Soundtrack: “Micro Cuts” by FC Kahuna
Note: This story is being pubbed in serial form. You should probably start with EPISODE 1.
Purple lights pulse up from Playland, in time with the electronic music. Over the rhythmic beats, a jolly autotone repeats over and over: DON’T stop now! CAN’T stop now! DON’T stop now! CAN’T stop now!
A handful of partiers comes reeling up the steps. “Hey,” slurs one guy, clinging to the railing. “These two are comin’ with us. Ain’tcha, ladies?” His friends try to pull him along, but he is stubborn, peering down at Marissa and Kelley, his face painted in a dizzying black and white pattern.
“Thanks anyways,” Marissa says, waving him off.
“Aww, you scared?” The guy sways a little, one hand hovering over his crotch now.
“Hey man, skedaddle.” Marissa keeps her voice calm, remembering last week. Beside her, Kelley takes another swig, saying nothing. “We’re fine right here. Move along.”
“Move along?” The guy’s friends are tugging at him more urgently, a couple of them glancing down at Marissa and Kelley, perhaps sensing something more than just a couple of women huddled on the back stairs sharing a bottle. “Move along?” He starts to unzip his pants, stumbling toward them. Behind the green plumes of Kelley’s joker mask, a merry blue light has begun to burn. “Stuck-up bitches…” At that moment, his companions succeed in dragging him the rest of the way up the steps, and they all go staggering off in search of the next party.
The blue fire behind Kelley’s mask slowly dims.

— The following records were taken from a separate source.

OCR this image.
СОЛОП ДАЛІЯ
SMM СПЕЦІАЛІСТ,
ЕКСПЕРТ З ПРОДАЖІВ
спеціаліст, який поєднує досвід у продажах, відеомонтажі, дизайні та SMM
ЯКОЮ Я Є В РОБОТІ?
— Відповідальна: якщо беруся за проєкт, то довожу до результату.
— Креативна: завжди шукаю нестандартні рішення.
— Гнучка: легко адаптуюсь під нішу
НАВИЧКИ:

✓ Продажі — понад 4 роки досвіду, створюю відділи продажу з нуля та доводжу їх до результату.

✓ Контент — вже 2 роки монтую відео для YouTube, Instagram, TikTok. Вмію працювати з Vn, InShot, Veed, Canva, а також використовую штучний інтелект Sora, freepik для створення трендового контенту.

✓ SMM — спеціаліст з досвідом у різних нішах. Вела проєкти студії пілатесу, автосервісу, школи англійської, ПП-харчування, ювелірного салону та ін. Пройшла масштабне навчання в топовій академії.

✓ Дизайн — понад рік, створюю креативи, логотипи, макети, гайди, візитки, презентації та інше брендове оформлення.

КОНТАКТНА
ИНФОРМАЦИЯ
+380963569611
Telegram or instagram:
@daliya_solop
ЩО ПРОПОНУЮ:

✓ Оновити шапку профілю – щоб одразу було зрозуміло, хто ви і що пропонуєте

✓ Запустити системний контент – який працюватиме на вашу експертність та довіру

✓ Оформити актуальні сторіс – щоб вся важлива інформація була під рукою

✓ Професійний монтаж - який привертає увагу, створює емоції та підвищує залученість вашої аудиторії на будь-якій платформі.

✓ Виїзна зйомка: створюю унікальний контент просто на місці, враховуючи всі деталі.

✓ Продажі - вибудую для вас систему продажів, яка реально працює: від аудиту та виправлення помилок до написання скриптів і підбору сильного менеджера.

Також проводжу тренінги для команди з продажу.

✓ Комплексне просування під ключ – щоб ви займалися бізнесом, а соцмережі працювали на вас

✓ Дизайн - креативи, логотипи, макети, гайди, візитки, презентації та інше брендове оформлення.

At last, she stirs, passing the bottle back to Marissa. “Spoilsport,” she mutters, her voice like rotten sludge moving through a sewer pipe. Kelley is thoroughly drunk, something Marissa has rarely witnessed. It takes a liter of 100-proof whiskey just to give Kelley a good buzz. Over the course of tonight, she has consumed at least two.
She sighs, sliding her mask up onto her head, the last of the fire going out of her eyes. CAN’T stop now! thundering up from below. “You’re the first breath of fresh air in the last couple or three thousand years, you know that, Kelvin?” Her voice is human again.
“What about Tyler?”
“Tyler’s been extremely valuable. Would you believe, he’s going on one-fifty?” Marissa shakes her head curiously. “Been keeping him fresh these last hunnerd and thirty-odd years.” Marissa doesn’t ask just how Kelley has been keeping Tyler “fresh.” Kelley leans back, gazing up into the blackness. “He thinks we’re friends, but…he’s just an asset. I’m about as old as the universe, but in all that time, I’ve never had a real friend.” She turns her bleary gaze upon Marissa. “’Til now.”

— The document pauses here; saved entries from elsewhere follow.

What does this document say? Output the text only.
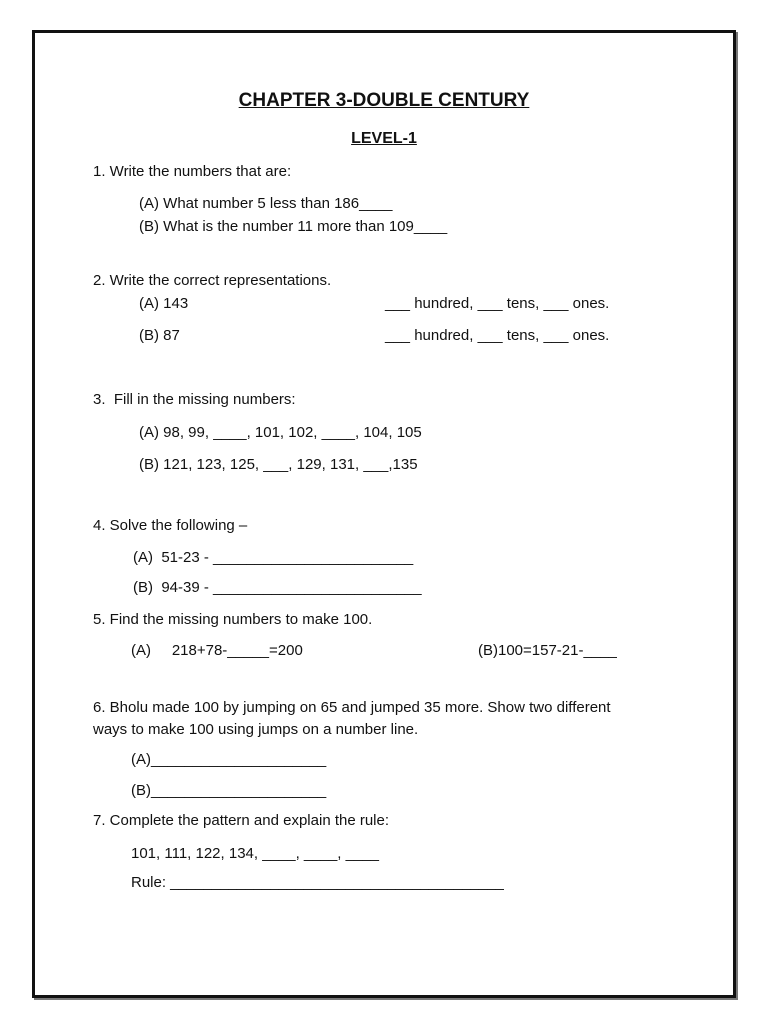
CHAPTER 3-DOUBLE CENTURY
LEVEL-1
1. Write the numbers that are:
(A) What number 5 less than 186____
(B) What is the number 11 more than 109____
2. Write the correct representations.
(A) 143	___ hundred, ___ tens, ___ ones.
(B) 87	___ hundred, ___ tens, ___ ones.
3.  Fill in the missing numbers:
(A) 98, 99, ____, 101, 102, ____, 104, 105
(B) 121, 123, 125, ___, 129, 131, ___,135
4. Solve the following –
(A)  51-23 - ________________________
(B)  94-39 - _________________________
5. Find the missing numbers to make 100.
(A)     218+78-_____=200	(B)100=157-21-____
6. Bholu made 100 by jumping on 65 and jumped 35 more. Show two different
ways to make 100 using jumps on a number line.
(A)_____________________
(B)_____________________
7. Complete the pattern and explain the rule:
101, 111, 122, 134, ____, ____, ____
Rule: ________________________________________
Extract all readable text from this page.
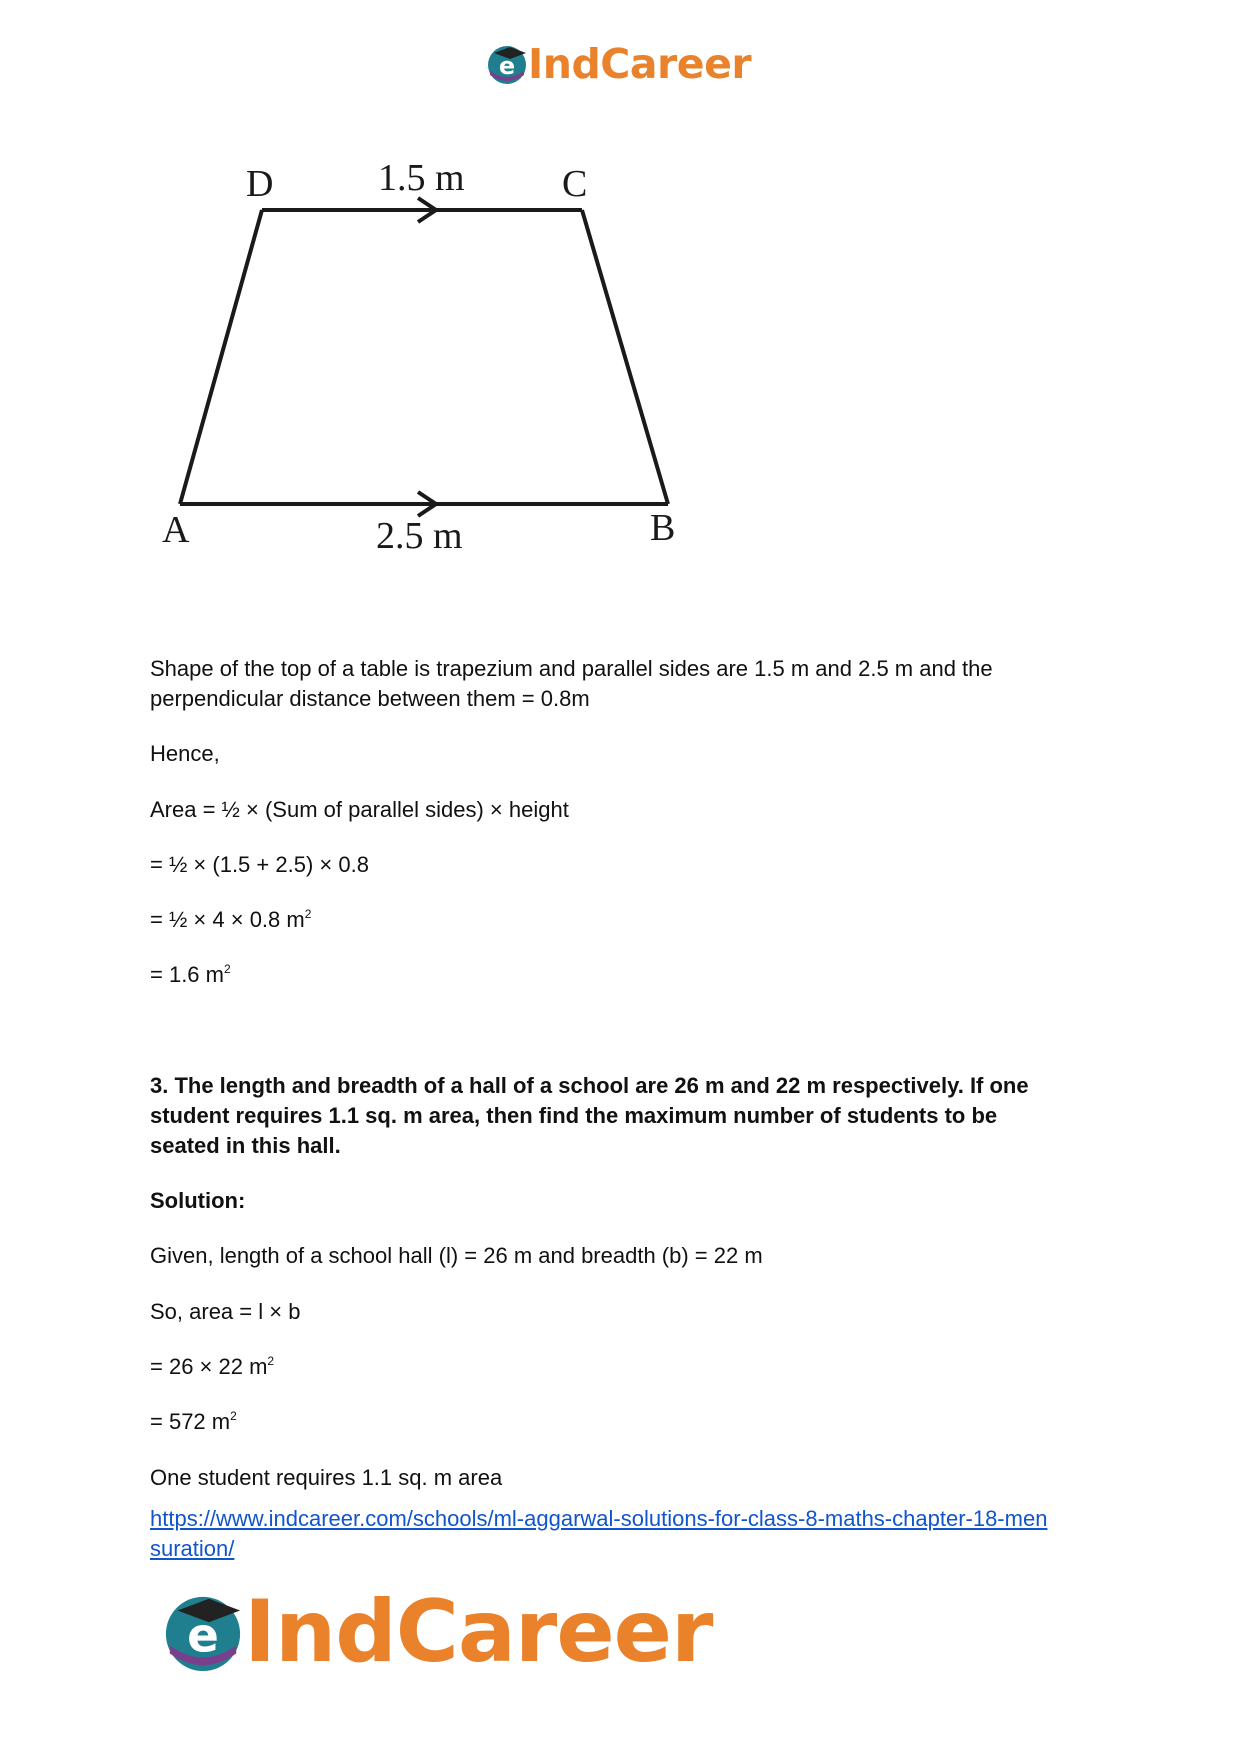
e IndCareer
D	1.5 m	C
A	2.5 m	B

Shape of the top of a table is trapezium and parallel sides are 1.5 m and 2.5 m and the

perpendicular distance between them = 0.8m

Hence,

Area = ½ × (Sum of parallel sides) × height

= ½ × (1.5 + 2.5) × 0.8

= ½ × 4 × 0.8 $m^2$

= 1.6 $m^2$

3. The length and breadth of a hall of a school are 26 m and 22 m respectively. If one

student requires 1.1 sq. m area, then find the maximum number of students to be

seated in this hall.

Solution:

Given, length of a school hall (l) = 26 m and breadth (b) = 22 m

So, area = l × b

= 26 × 22 $m^2$

= 572 $m^2$

One student requires 1.1 sq. m area

https://www.indcareer.com/schools/ml-aggarwal-solutions-for-class-8-maths-chapter-18-men
suration/

e IndCareer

Marissa peels back her mask, too, the black hood bunching at the back of her head. She’s been holding back all night, but now it’s time to drink. She takes a long pull on the bottle. “You’re gonna make me blush now, getting all sentimental on me.” She holds the bottle, playfully, away from Kelley’s reaching hand. “So, what’s your ultimate plan? All these people under your spell, the factory—what’s it all for?”

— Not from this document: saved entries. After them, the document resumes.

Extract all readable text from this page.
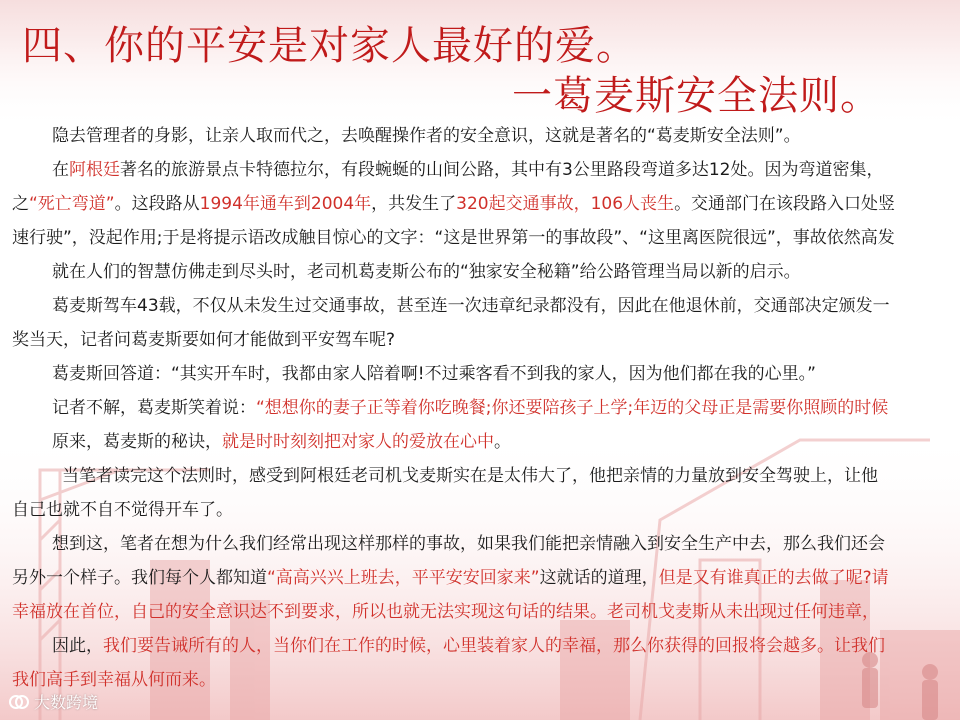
四、你的平安是对家人最好的爱。
一葛麦斯安全法则。
隐去管理者的身影，让亲人取而代之，去唤醒操作者的安全意识，这就是著名的“葛麦斯安全法则”。
在阿根廷著名的旅游景点卡特德拉尔，有段蜿蜒的山间公路，其中有3公里路段弯道多达12处。因为弯道密集，
之“死亡弯道”。这段路从1994年通车到2004年，共发生了320起交通事故，106人丧生。交通部门在该段路入口处竖
速行驶”，没起作用;于是将提示语改成触目惊心的文字：“这是世界第一的事故段”、“这里离医院很远”，事故依然高发
就在人们的智慧仿佛走到尽头时，老司机葛麦斯公布的“独家安全秘籍”给公路管理当局以新的启示。
葛麦斯驾车43载，不仅从未发生过交通事故，甚至连一次违章纪录都没有，因此在他退休前，交通部决定颁发一
奖当天，记者问葛麦斯要如何才能做到平安驾车呢?
葛麦斯回答道：“其实开车时，我都由家人陪着啊!不过乘客看不到我的家人，因为他们都在我的心里。”
记者不解，葛麦斯笑着说：“想想你的妻子正等着你吃晚餐;你还要陪孩子上学;年迈的父母正是需要你照顾的时候
原来，葛麦斯的秘诀，就是时时刻刻把对家人的爱放在心中。
当笔者读完这个法则时，感受到阿根廷老司机戈麦斯实在是太伟大了，他把亲情的力量放到安全驾驶上，让他
自己也就不自不觉得开车了。
想到这，笔者在想为什么我们经常出现这样那样的事故，如果我们能把亲情融入到安全生产中去，那么我们还会
另外一个样子。我们每个人都知道“高高兴兴上班去，平平安安回家来”这就话的道理，但是又有谁真正的去做了呢?请
幸福放在首位，自己的安全意识达不到要求，所以也就无法实现这句话的结果。老司机戈麦斯从未出现过任何违章，
因此，我们要告诫所有的人，当你们在工作的时候，心里装着家人的幸福，那么你获得的回报将会越多。让我们
我们高手到幸福从何而来。
大数跨境
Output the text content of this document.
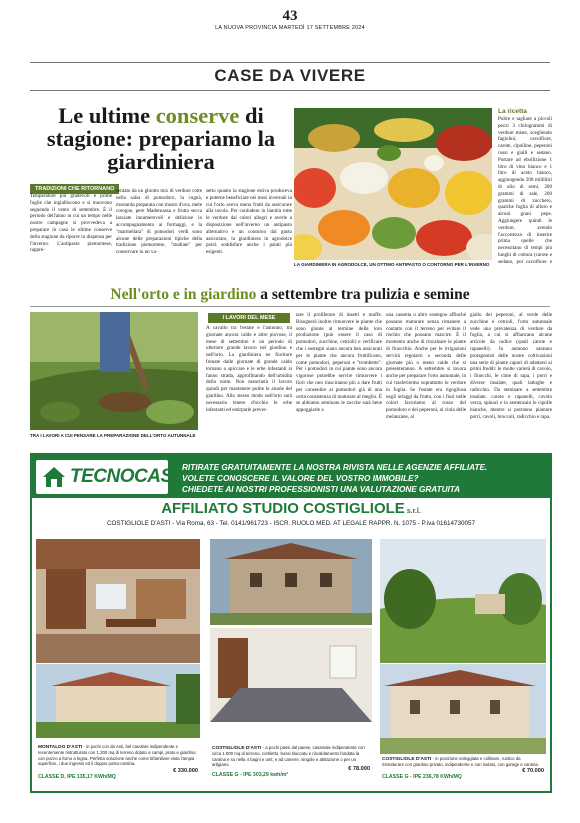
43
LA NUOVA PROVINCIA MARTEDÌ 17 SETTEMBRE 2024
CASE DA VIVERE
Le ultime conserve di stagione: prepariamo la giardiniera
TRADIZIONI CHE RITORNANO
Temperature più gradevoli e prime foglie che ingialliscono e si muovono seguendo il vento di settembre. È il periodo dell'anno in cui un tempo nelle nostre campagne si provvedeva a preparare in casa le ultime conserve della stagione da riporre in dispensa per l'inverno. L'antipasto piemontese, rappre-
sentato da un ghiotto mix di verdure cotte nella salsa di pomodoro, la cugnà, mostarda preparata con mosto d'uva, mele cotogne, pere Madernassa e frutta secca lasciate innumerevoli e deliziose in accompagnamento ai formaggi, e la "marmellata" di pomodori verdi sono alcune delle preparazioni tipiche della tradizione piemontese, "studiate" per conservare in un va-
setto quanto la stagione estiva produceva e poterne beneficiare nei mesi invernali in cui l'orto aveva meno frutti da assicurare alla tavola. Per conludere in bantità tutte le verdure dai colori allegri e averle a disposizione nell'inverno un antipasto alternativo e un contorno dal gusto assicurato, la giardiniera in agrodolce potrà soddisfare anche i palati più esigenti.
LA GIARDINIERA IN AGRODOLCE, UN OTTIMO ANTIPASTO O CONTORNO PER L'INVERNO
La ricetta
Pulire e tagliare a piccoli pezzi 3 chilogrammi di verdure miste, scegliendo fagiolini, cavolfiore, carote, cipolline, peperoni rossi e gialli e sedano. Portare ad ebollizione 1 litro di vino bianco e 1 litro di aceto bianco, aggiungendo 200 millilitri di olio di semi, 200 grammi di sale, 200 grammi di zucchero, qualche foglia di alloro e alcuni grani pepe. Aggiungere quindi le verdure, avendo l'accortezza di inserire prima quelle che necessitano di tempi più lunghi di cottura (carote e sedano, poi cavolfiore e
Nell'orto e in giardino a settembre tra pulizia e semine
TRA I LAVORI A CUI PENSARE LA PREPARAZIONE DELL'ORTO AUTUNNALE
I LAVORI DEL MESE
A cavallo tra l'estate e l'autunno, tra giornate ancora calde e altre piovose, il mese di settembre è un periodo di ulteriore grande lavoro nel giardino e nell'orto. La giardiniera ne fioriture frenate dalle giornate di grande caldo tornano a spiccare e le erbe infestanti si fanno strada, approfittando dell'umidità della notte. Non mancherà il lavoro quindi per mantenere pulite le aiuole del giardino. Allo stesso modo nell'orto sarà necessario tenere d'occhio le erbe infestanti ed estirparle prever-
tare il proliferare di insetti e muffe. Bisognerà inoltre rimuovere le piante che sono giunte al termine della loro produzione (può essere il caso di pomodori, zucchine, cetrioli) e verificare che i sostegni siano ancora ben assicurati per le piante che ancora fruttificano, come pomodori, peperoni e "trombette". Per i pomodori in cui piante sono ancora vigorose potrebbe servire rimuovere i fiori che non riusciranno più a dare frutti per consentire ai pomodori già di una certa consistenza di maturare al meglio. È se abbiamo seminato le zucche sarà bene appoggiarle a
una cassetta o altro sostegno affinché possano maturare senza rimanere a contatto con il terreno per evitare il rischio che possano marcire. È il momento anche di rincalzare le piante di finocchio. Anche per le irrigazioni servirà regolarsi a seconda delle giornate più o meno calde che si presenteranno. A settembre si lavora anche per preparare l'orto autunnale, in cui trasferiremo soprattutto le verdure in foglia. Se l'estate era rigogliosa negli ortaggi da frutto, con i fiori nelle colori favoriamo al rosso del pomodoro e dei peperoni, al viola delle melanzane, al
giallo dei peperoni, al verde delle zucchine e cetrioli, l'orto autunnale vede una prevalenza di verdure da foglia, a cui si affiancano alcune articole da radice (quali carote e rapanelli). In autunno saranno protagonisti delle nostre coltivazioni una serie di piante capaci di adattarsi ai primi freddi: le molte varietà di cavolo, i finocchi, le cime di rapa, i porri e diverse insalate, quali lattughe e radicchio. Da seminare a settembre insalate, carote e rapanelli, cavolo verza, spinaci e in semenzaio le cipolle bianche, mentre si potranno piantare porri, cavoli, broccoli, radicchio e rapa.
TECNOCASA
RITIRATE GRATUITAMENTE LA NOSTRA RIVISTA NELLE AGENZIE AFFILIATE.
VOLETE CONOSCERE IL VALORE DEL VOSTRO IMMOBILE?
CHIEDETE AI NOSTRI PROFESSIONISTI UNA VALUTAZIONE GRATUITA
AFFILIATO STUDIO COSTIGLIOLE s.r.l.
COSTIGLIOLE D'ASTI - Via Roma, 63 - Tel. 0141/961723 - ISCR. RUOLO MED. AT LEGALE RAPPR. N. 1075 - P.iva 01614730057
MONTALDO D'ASTI - in pochi con da Asti, bel casolare indipendente e recentemente ristrutturato con 1.200 mq di terreno dotato a campi, prato e giardino, con pozzo a forno a legna. Perfetta soluzione anche come bifamiliare vista l'ampia superficie, i due ingressi ed il doppio posto-cantina.
€ 330.000
CLASSE D, IPE 135,17 KWh/MQ
COSTIGLIOLE D'ASTI - a pochi passi dal paese, casamale indipendente con circa 1.000 mq di terreno, cortiletto, bossi tiluccatu e riscaldamento fondata la cantina e su nella 4 bagni e unit; e ad camere, singole e abitazione o per un artigiano.
€ 78.000
CLASSE G - IPE 303,29 kwh/m²
COSTIGLIOLE D'ASTI - in posizione soleggiata e collinare, rustico da ristrutturare con giardino privato, indipendente e non isolato, con garage e cantina.
€ 70.000
CLASSE G - IPE 236,78 KWh/MQ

“Isn’ it clear by now?” Kelley’s words are slightly mushy. Though she doesn’t move, the bottle flies out of Marissa’s hand and back to hers. “After being trapped here a few billion years give or take, look what I’ve managed in jus’ the last couple decades ’cause someone up at the NFMA wanted to make some real coin.”
“They gave you a way out.”
“Bingo. But it’s only a foot in the door. I’m gonna throw that sucker wide open. And you’re gonna be there.” Kelley takes another gulp. “And this ol’ thing?” She indicates her body, which is still that of an eighteen-year-old girl. “I won’t need this any more’n their shitty Bypassports.”
“I’ll drink to that.” Marissa snatches the bottle back, contemplating Kelley’s words. What form would Kelley have, without a physical body?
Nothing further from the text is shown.